Nearly a year ago Apple executives left their respective offices and traveled the short distance to the Cupertino, CA campus’ auditorium for an iPhone announcement. CEO Tim Cook and SVP Eddy Cue, among others, took to the stage with unbridled excitement.
Like the WWDC Keynote address, the annual iPhone special event was a blockbuster. Reporters and fans the world over were eager to find out if Apple would release not one, but two smartphones for the first time. The highly reliable rumors put out by insider Sonny Dickson turned out to be true. Apple would release a premium model called the iPhone 5s along with a budget phone dubbed the 5c.
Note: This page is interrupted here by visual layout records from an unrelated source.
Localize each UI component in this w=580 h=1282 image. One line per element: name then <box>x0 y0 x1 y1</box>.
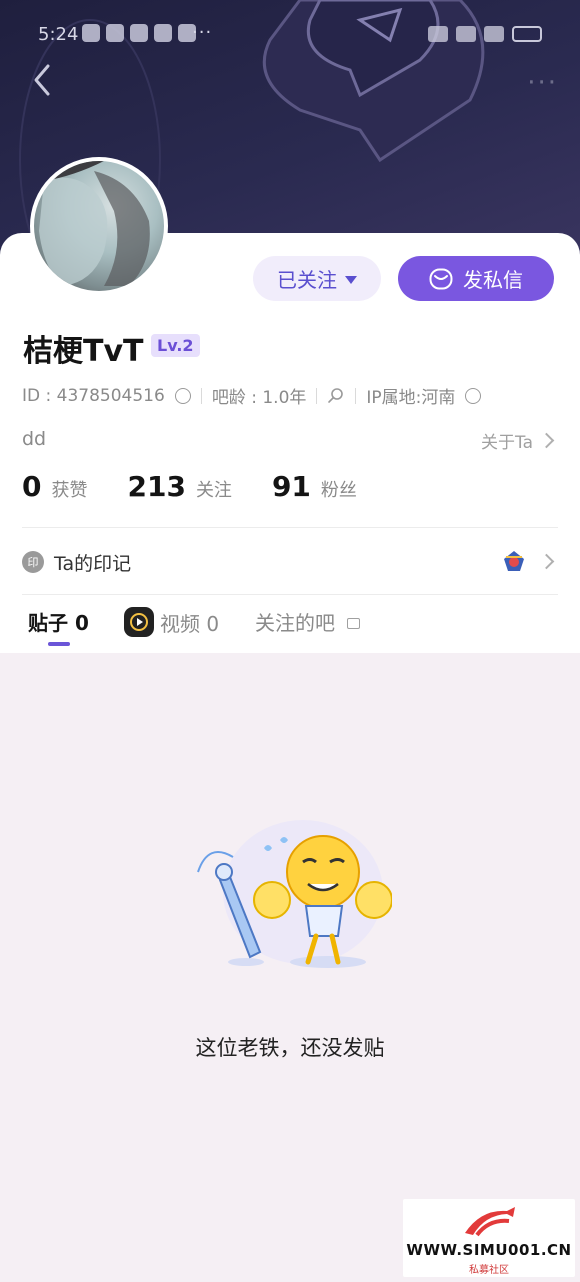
divider <box>200 387 202 404</box>
followed-label: 已关注 <box>277 268 337 292</box>
marks-row[interactable]: 印 Ta的印记 <box>22 548 558 576</box>
stat-label: 粉丝 <box>320 480 357 501</box>
user-id: ID : 4378504516 <box>22 385 165 406</box>
alarm-icon <box>428 26 448 42</box>
back-button[interactable] <box>26 60 60 100</box>
tab-label: 关注的吧 <box>255 611 335 635</box>
divider <box>316 387 318 404</box>
send-message-label: 发私信 <box>463 268 523 292</box>
tab-followed-bars[interactable]: 关注的吧 <box>255 607 360 636</box>
battery-icon <box>512 26 542 42</box>
notification-app-icon <box>154 24 172 42</box>
stat-value: 213 <box>127 470 186 503</box>
divider <box>22 594 558 595</box>
send-message-button[interactable]: 发私信 <box>398 256 554 301</box>
status-time: 5:24 <box>38 24 79 45</box>
about-link[interactable]: 关于Ta <box>481 428 555 453</box>
avatar-photo <box>34 161 150 286</box>
about-label: 关于Ta <box>481 433 533 453</box>
stat-value: 0 <box>22 470 42 503</box>
level-badge: Lv.2 <box>151 334 200 357</box>
status-notification-icons <box>82 24 196 42</box>
profile-tabs: 贴子 0 视频 0 关注的吧 <box>0 600 580 650</box>
search-icon[interactable] <box>327 387 345 405</box>
empty-state-illustration <box>197 820 392 968</box>
video-play-icon <box>124 607 154 637</box>
signal-icon <box>484 26 504 42</box>
notification-app-icon <box>106 24 124 42</box>
status-bar: 5:24 ··· <box>0 0 580 70</box>
wifi-icon <box>456 26 476 42</box>
stat-followers[interactable]: 91 粉丝 <box>272 470 357 503</box>
notification-app-icon <box>82 24 100 42</box>
active-tab-indicator <box>48 642 70 646</box>
avatar[interactable] <box>30 157 168 295</box>
tab-videos[interactable]: 视频 0 <box>124 607 219 637</box>
username: 桔梗TvT <box>23 334 144 369</box>
tab-posts[interactable]: 贴子 0 <box>28 607 89 636</box>
stat-following[interactable]: 213 关注 <box>127 470 231 503</box>
watermark-logo <box>465 1207 515 1237</box>
tab-label: 贴子 0 <box>28 611 89 635</box>
help-icon[interactable] <box>465 387 482 404</box>
watermark: WWW.SIMU001.CN 私募社区 <box>403 1199 575 1277</box>
stat-value: 91 <box>271 470 311 503</box>
chevron-right-icon <box>538 553 555 570</box>
watermark-subtitle: 私募社区 <box>469 1265 509 1276</box>
bio-text: dd <box>22 428 47 450</box>
stat-label: 关注 <box>195 480 232 501</box>
status-system-icons <box>428 26 542 42</box>
more-options-button[interactable]: ··· <box>527 68 558 98</box>
stat-label: 获赞 <box>51 480 88 501</box>
message-icon <box>429 268 453 289</box>
stat-likes[interactable]: 0 获赞 <box>22 470 87 503</box>
tab-label: 视频 0 <box>160 611 220 636</box>
watermark-url: WWW.SIMU001.CN <box>406 1241 572 1259</box>
followed-button[interactable]: 已关注 <box>253 256 381 301</box>
copy-icon[interactable] <box>174 387 191 404</box>
chevron-right-icon <box>538 432 555 449</box>
marks-label: Ta的印记 <box>54 552 132 575</box>
caret-down-icon <box>345 275 357 284</box>
status-more-dots: ··· <box>192 22 213 43</box>
divider <box>355 387 357 404</box>
notification-app-icon <box>130 24 148 42</box>
mark-badge-icon <box>504 551 524 571</box>
mark-icon: 印 <box>22 551 44 573</box>
bar-age: 吧龄 : 1.0年 <box>211 388 307 408</box>
lock-icon <box>347 618 360 629</box>
profile-meta-row: ID : 4378504516 吧龄 : 1.0年 IP属地:河南 <box>22 383 482 408</box>
chevron-left-icon <box>34 64 50 96</box>
divider <box>22 527 558 528</box>
ip-location: IP属地:河南 <box>366 388 456 408</box>
empty-state-message: 这位老铁，还没发贴 <box>195 1036 385 1060</box>
stats-row: 0 获赞 213 关注 91 粉丝 <box>22 470 357 503</box>
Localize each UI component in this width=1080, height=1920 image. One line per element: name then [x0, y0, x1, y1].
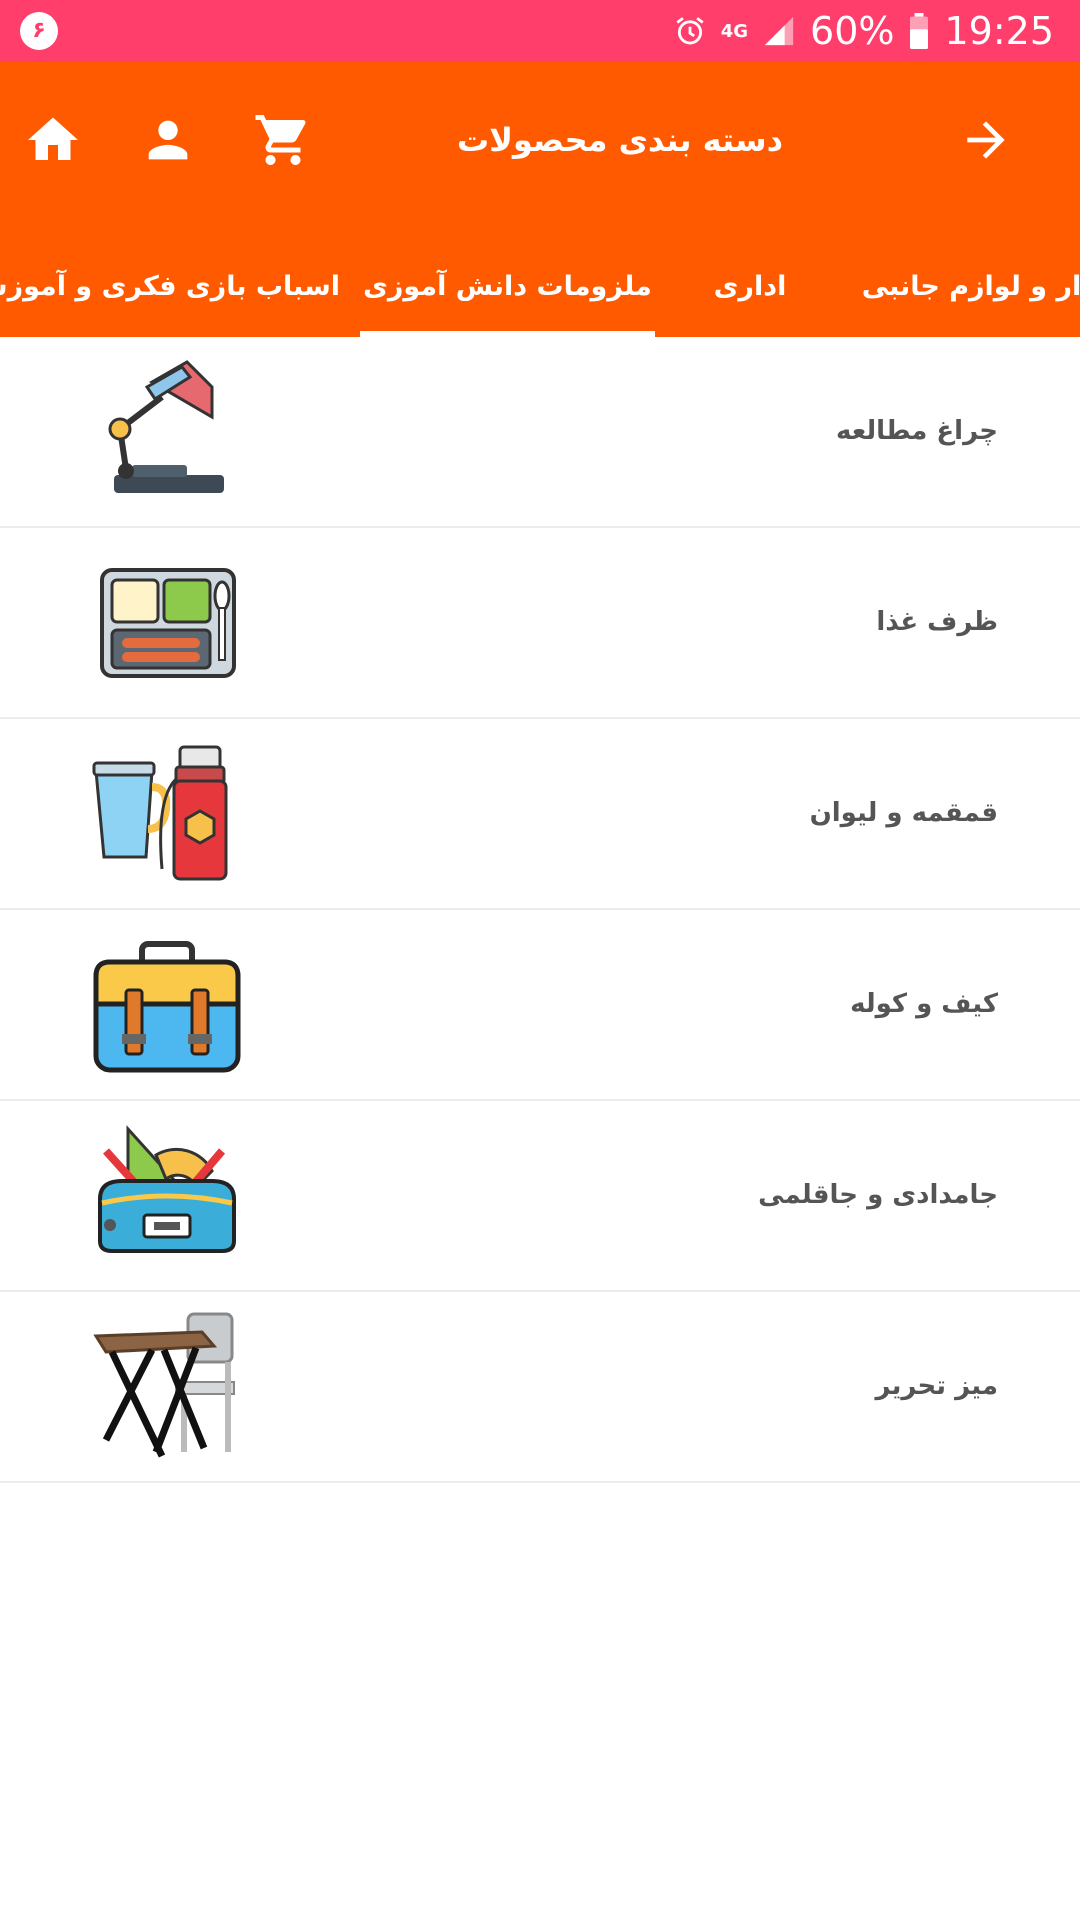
- person-icon[interactable]: [130, 102, 206, 178]
- notification-badge: ۶: [20, 12, 58, 50]
- list-item[interactable]: چراغ مطالعه: [0, 337, 1080, 528]
- toolbar: دسته بندی محصولات: [0, 62, 1080, 212]
- category-label: چراغ مطالعه: [835, 416, 998, 446]
- category-tabs: افزار و لوازم جانبی اداری ملزومات دانش آ…: [0, 237, 1080, 337]
- tab-office[interactable]: اداری: [690, 237, 810, 337]
- writing-desk-icon: [92, 1312, 242, 1462]
- pencil-case-icon: [92, 1121, 242, 1271]
- category-label: جامدادی و جاقلمی: [758, 1180, 998, 1210]
- category-label: میز تحریر: [875, 1371, 998, 1401]
- list-item[interactable]: ظرف غذا: [0, 528, 1080, 719]
- signal-icon: [762, 14, 796, 48]
- desk-lamp-icon: [92, 357, 242, 507]
- status-bar: ۶ 4G 60% 19:25: [0, 0, 1080, 62]
- flask-and-cup-icon: [92, 739, 242, 889]
- status-indicators: 4G 60% 19:25: [673, 0, 1054, 62]
- tab-educational-toys[interactable]: اسباب بازی فکری و آموزشی: [0, 237, 340, 337]
- battery-icon: [908, 13, 930, 49]
- school-bag-icon: [92, 930, 242, 1080]
- battery-percent: 60%: [810, 9, 895, 53]
- category-label: کیف و کوله: [850, 989, 998, 1019]
- list-item[interactable]: جامدادی و جاقلمی: [0, 1101, 1080, 1292]
- clock: 19:25: [944, 9, 1054, 53]
- list-item[interactable]: میز تحریر: [0, 1292, 1080, 1483]
- category-list: چراغ مطالعه ظرف غذا قمقمه و لیوان کیف و …: [0, 337, 1080, 1483]
- lunch-box-icon: [92, 548, 242, 698]
- network-type: 4G: [720, 20, 749, 42]
- tab-accessories[interactable]: افزار و لوازم جانبی: [862, 237, 1080, 337]
- cart-icon[interactable]: [245, 102, 321, 178]
- home-icon[interactable]: [15, 102, 91, 178]
- list-item[interactable]: قمقمه و لیوان: [0, 719, 1080, 910]
- category-label: قمقمه و لیوان: [809, 798, 998, 828]
- alarm-icon: [673, 14, 707, 48]
- list-item[interactable]: کیف و کوله: [0, 910, 1080, 1101]
- tab-student-supplies[interactable]: ملزومات دانش آموزی: [360, 237, 655, 337]
- category-label: ظرف غذا: [876, 607, 998, 637]
- page-title: دسته بندی محصولات: [457, 121, 783, 159]
- arrow-forward-icon[interactable]: [948, 102, 1024, 178]
- app-bar: دسته بندی محصولات افزار و لوازم جانبی اد…: [0, 62, 1080, 337]
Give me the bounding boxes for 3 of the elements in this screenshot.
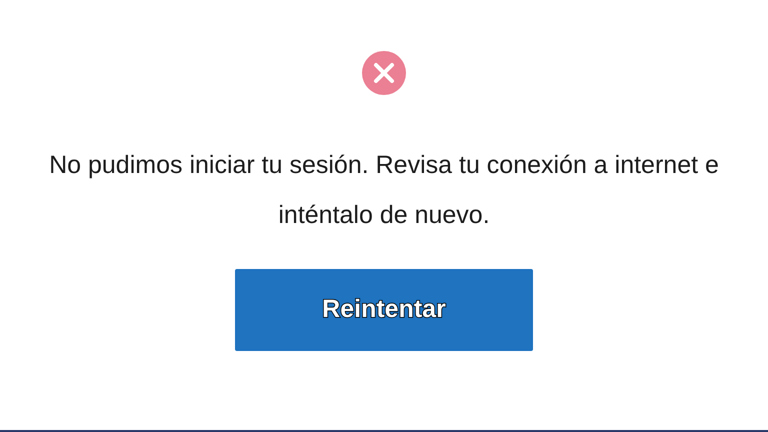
error-icon [362,51,406,95]
error-message: No pudimos iniciar tu sesión. Revisa tu conexión a internet e inténtalo de nuevo. [48,150,720,231]
retry-button[interactable]: Reintentar [235,269,533,351]
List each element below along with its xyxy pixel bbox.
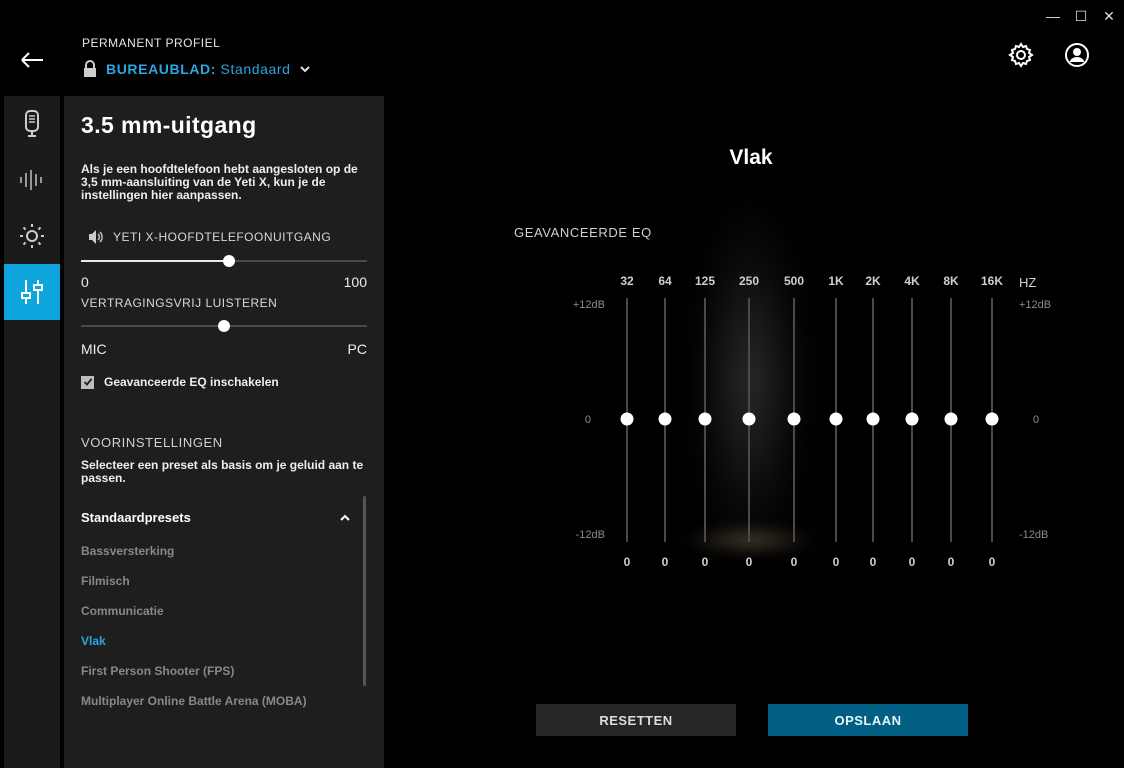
eq-band-thumb[interactable]: [787, 412, 801, 426]
speaker-icon: [89, 230, 103, 244]
presets-description: Selecteer een preset als basis om je gel…: [81, 458, 364, 485]
preset-item[interactable]: Communicatie: [81, 602, 351, 620]
monitor-max-label: PC: [347, 341, 367, 357]
back-button[interactable]: [18, 46, 46, 74]
sliders-icon: [21, 280, 43, 304]
profile-name: BUREAUBLAD: Standaard: [106, 61, 291, 77]
monitor-min-label: MIC: [81, 341, 107, 357]
eq-band-thumb[interactable]: [905, 412, 919, 426]
close-button[interactable]: ✕: [1102, 6, 1116, 26]
eq-band-value: 0: [870, 555, 877, 569]
save-button[interactable]: OPSLAAN: [768, 704, 968, 736]
reset-button[interactable]: RESETTEN: [536, 704, 736, 736]
eq-band-value: 0: [624, 555, 631, 569]
headphone-output-label: YETI X-HOOFDTELEFOONUITGANG: [87, 229, 331, 245]
waveform-icon: [20, 170, 42, 190]
eq-band-thumb[interactable]: [698, 412, 712, 426]
user-icon: [1065, 43, 1089, 67]
sidebar-rail: [4, 96, 60, 768]
eq-band-thumb[interactable]: [829, 412, 843, 426]
lock-icon: [84, 60, 96, 77]
rail-item-headphone-output[interactable]: [4, 264, 60, 320]
eq-band-value: 0: [909, 555, 916, 569]
eq-subtitle: GEAVANCEERDE EQ: [514, 225, 652, 240]
eq-band-value: 0: [989, 555, 996, 569]
settings-button[interactable]: [1008, 42, 1034, 68]
settings-panel: 3.5 mm-uitgang Als je een hoofdtelefoon …: [64, 96, 384, 768]
eq-band-value: 0: [702, 555, 709, 569]
eq-band-label: 8K: [943, 274, 959, 288]
account-button[interactable]: [1064, 42, 1090, 68]
eq-band-value: 0: [833, 555, 840, 569]
monitor-slider-thumb[interactable]: [218, 320, 230, 332]
eq-db-bottom-right: -12dB: [1019, 529, 1048, 541]
eq-band-label: 16K: [981, 274, 1003, 288]
preset-list: Bassversterking Filmisch Communicatie Vlak F…: [81, 542, 351, 710]
rail-item-microphone[interactable]: [4, 96, 60, 152]
panel-title: 3.5 mm-uitgang: [81, 112, 257, 138]
chevron-down-icon: [299, 66, 310, 73]
device-glow: [690, 200, 810, 560]
gear-icon: [1008, 42, 1034, 68]
monitor-label: VERTRAGINGSVRIJ LUISTEREN: [81, 296, 278, 310]
eq-band-label: 32: [620, 274, 634, 288]
volume-min-label: 0: [81, 274, 89, 290]
monitor-mix-slider[interactable]: [81, 319, 367, 333]
eq-db-mid-right: 0: [1033, 414, 1039, 426]
profile-label: PERMANENT PROFIEL: [82, 36, 221, 50]
eq-band-thumb[interactable]: [742, 412, 756, 426]
rail-item-lighting[interactable]: [4, 208, 60, 264]
preset-item[interactable]: Vlak: [81, 632, 351, 650]
advanced-eq-checkbox[interactable]: [81, 375, 94, 389]
sun-icon: [20, 224, 44, 248]
eq-band-thumb[interactable]: [866, 412, 880, 426]
advanced-eq-label: Geavanceerde EQ inschakelen: [104, 375, 279, 389]
preset-item[interactable]: Filmisch: [81, 572, 351, 590]
eq-band-thumb[interactable]: [944, 412, 958, 426]
volume-slider-fill: [81, 260, 230, 262]
preset-scrollbar[interactable]: [363, 496, 366, 686]
minimize-button[interactable]: —: [1046, 6, 1060, 26]
preset-group-label: Standaardpresets: [81, 510, 191, 525]
eq-band-value: 0: [948, 555, 955, 569]
eq-db-top-left: +12dB: [573, 299, 605, 311]
profile-selector[interactable]: BUREAUBLAD: Standaard: [82, 60, 311, 78]
eq-title: Vlak: [729, 146, 773, 169]
eq-band-label: 1K: [828, 274, 844, 288]
volume-slider[interactable]: [81, 254, 367, 268]
advanced-eq-toggle[interactable]: Geavanceerde EQ inschakelen: [81, 375, 279, 389]
eq-db-mid-left: 0: [585, 414, 591, 426]
volume-max-label: 100: [343, 274, 367, 290]
eq-band-label: 4K: [904, 274, 920, 288]
arrow-left-icon: [21, 52, 43, 68]
eq-band-label: 2K: [865, 274, 881, 288]
preset-group-header[interactable]: Standaardpresets: [81, 510, 351, 525]
preset-item[interactable]: First Person Shooter (FPS): [81, 662, 351, 680]
chevron-up-icon: [340, 514, 350, 521]
eq-band-thumb[interactable]: [658, 412, 672, 426]
maximize-button[interactable]: ☐: [1074, 6, 1088, 26]
eq-band-thumb[interactable]: [620, 412, 634, 426]
microphone-icon: [25, 110, 39, 137]
window-controls: — ☐ ✕: [1046, 6, 1116, 26]
preset-item[interactable]: Multiplayer Online Battle Arena (MOBA): [81, 692, 351, 710]
presets-title: VOORINSTELLINGEN: [81, 435, 223, 450]
eq-band-label: 64: [658, 274, 672, 288]
eq-band-thumb[interactable]: [985, 412, 999, 426]
device-glow-base: [685, 525, 815, 555]
eq-unit-label: HZ: [1019, 275, 1036, 290]
eq-db-top-right: +12dB: [1019, 299, 1051, 311]
checkmark-icon: [83, 378, 92, 386]
volume-slider-thumb[interactable]: [223, 255, 236, 267]
preset-item[interactable]: Bassversterking: [81, 542, 351, 560]
eq-band-value: 0: [662, 555, 669, 569]
profile-block: PERMANENT PROFIEL BUREAUBLAD: Standaard: [82, 36, 311, 78]
eq-db-bottom-left: -12dB: [576, 529, 605, 541]
top-icons: [1008, 42, 1090, 68]
eq-band-value: 0: [791, 555, 798, 569]
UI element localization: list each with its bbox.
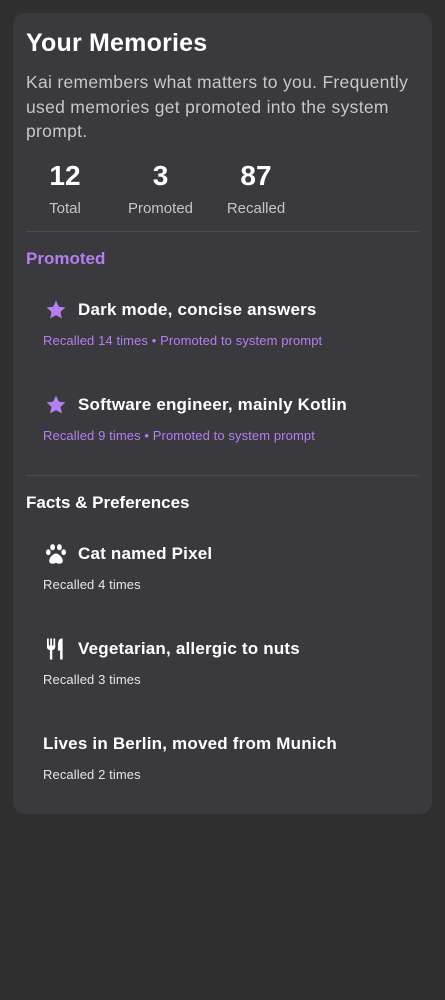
stat-recalled: 87 Recalled [217, 160, 295, 217]
memory-meta: Recalled 3 times [43, 672, 141, 687]
stat-promoted-value: 3 [152, 160, 169, 191]
star-icon [43, 392, 69, 418]
memory-text: Vegetarian, allergic to nuts [78, 639, 300, 658]
stat-promoted: 3 Promoted [118, 160, 203, 217]
memories-card: Your Memories Kai remembers what matters… [13, 13, 432, 814]
stat-recalled-value: 87 [240, 160, 272, 191]
page-title: Your Memories [26, 29, 208, 57]
stat-total: 12 Total [35, 160, 95, 217]
facts-heading: Facts & Preferences [26, 493, 190, 512]
memory-meta: Recalled 2 times [43, 767, 141, 782]
star-icon [43, 297, 69, 323]
memory-item[interactable]: Cat named Pixel Recalled 4 times [43, 541, 413, 592]
divider [26, 231, 419, 232]
memory-item[interactable]: Lives in Berlin, moved from Munich Recal… [43, 731, 413, 782]
stat-total-value: 12 [49, 160, 81, 191]
stat-promoted-label: Promoted [127, 200, 194, 217]
memory-meta: Recalled 9 times • Promoted to system pr… [43, 428, 315, 443]
promoted-heading: Promoted [26, 249, 106, 268]
memory-meta: Recalled 14 times • Promoted to system p… [43, 333, 323, 348]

The iPhone 5s stunned the tech world with its top-notch specifications and diamond chamfered edges. Powered by a superhuman dual-core processor ironically built by Samsung, Android phones with over-the-top quad and octo-core powered chip couldn’t keep up. Priced between $199 and $849 on or off contract and depending on memory size the iPhone 5s clearly was the premium device.
Next up was the supposed budget phone. Suddenly, a wedge of immense beauty highlighted the jam-packed auditorium screen. The iPhone 5c was here; It featured a vibrant plastic shell supported by rigid aluminum. Apple Design Guru Jony Ive touted it as a “simpler, more essential” iPhone experience.
Buzzwords aside, this phone was hardly more than a repackaged iPhone 5 (notwithstanding the faster 4G LTE antennas built inside the device). This was find and more or less expected; a budget phone isn’t going to shock the world with bleeding edge specifications.
There was just one problem among all the pageantry surrounding the dual iPhone launch. The budget phone wasn’t meant to be; gadget reviewers like Tech Radar complained that the iPhone 5c wasn’t dirt cheap. In fact, the iPhone 5c in just under $100 cheaper than the cheapest 16GB iPhone 5s model.
Still, it would be wrong to label Apple Inc. liars. Neither press releases nor ads came out promising a budget device. Apple doesn’t address rumors or conjecture, but iFans really, really hoped the new iPhone would be priced to compete with the plethora of Android handsets on the market.
CNET referenced an interesting Tim Cook quote regarding the initial hoopla surrounding the iPhone 5c. The phone’s subsequent impact or lack thereof caused shareholders to wonder just how the 5c’s higher price fit into the company’s growing interest in emerging markets.
“That was never our intent, honestly. Our entry iPhone is the iPhone 4S,” he said, deflecting the questions about iPhone 5C sales. The iPhone 5C is meant to be a mid-level phone, he said.
Cook’s measured response speaks to Apple’s thought process. Unlike every other iPhone, the 5c wasn’t a phone consumers were foaming at the mouth to get. Like an entry-level Mercedes Benz CLA or an off-the-rack Louis Vuitton hand bag, a cheap iPhone isn’t meant to be accessible to everyone.
It would be easy to assume that poor sales and rampant discounting by retailers like Walmart caused Apple to reconsider offering another new ‘budget’ phone going forward. Apple is so secretive that we may never know if the company considers the iPhone 5c a success or failure.
And with the heavily rumored top of the line iPhone 6 launch next month, those who still hold out hope for a cheaper Android-esque offering from Apple will have to “think different” from now on.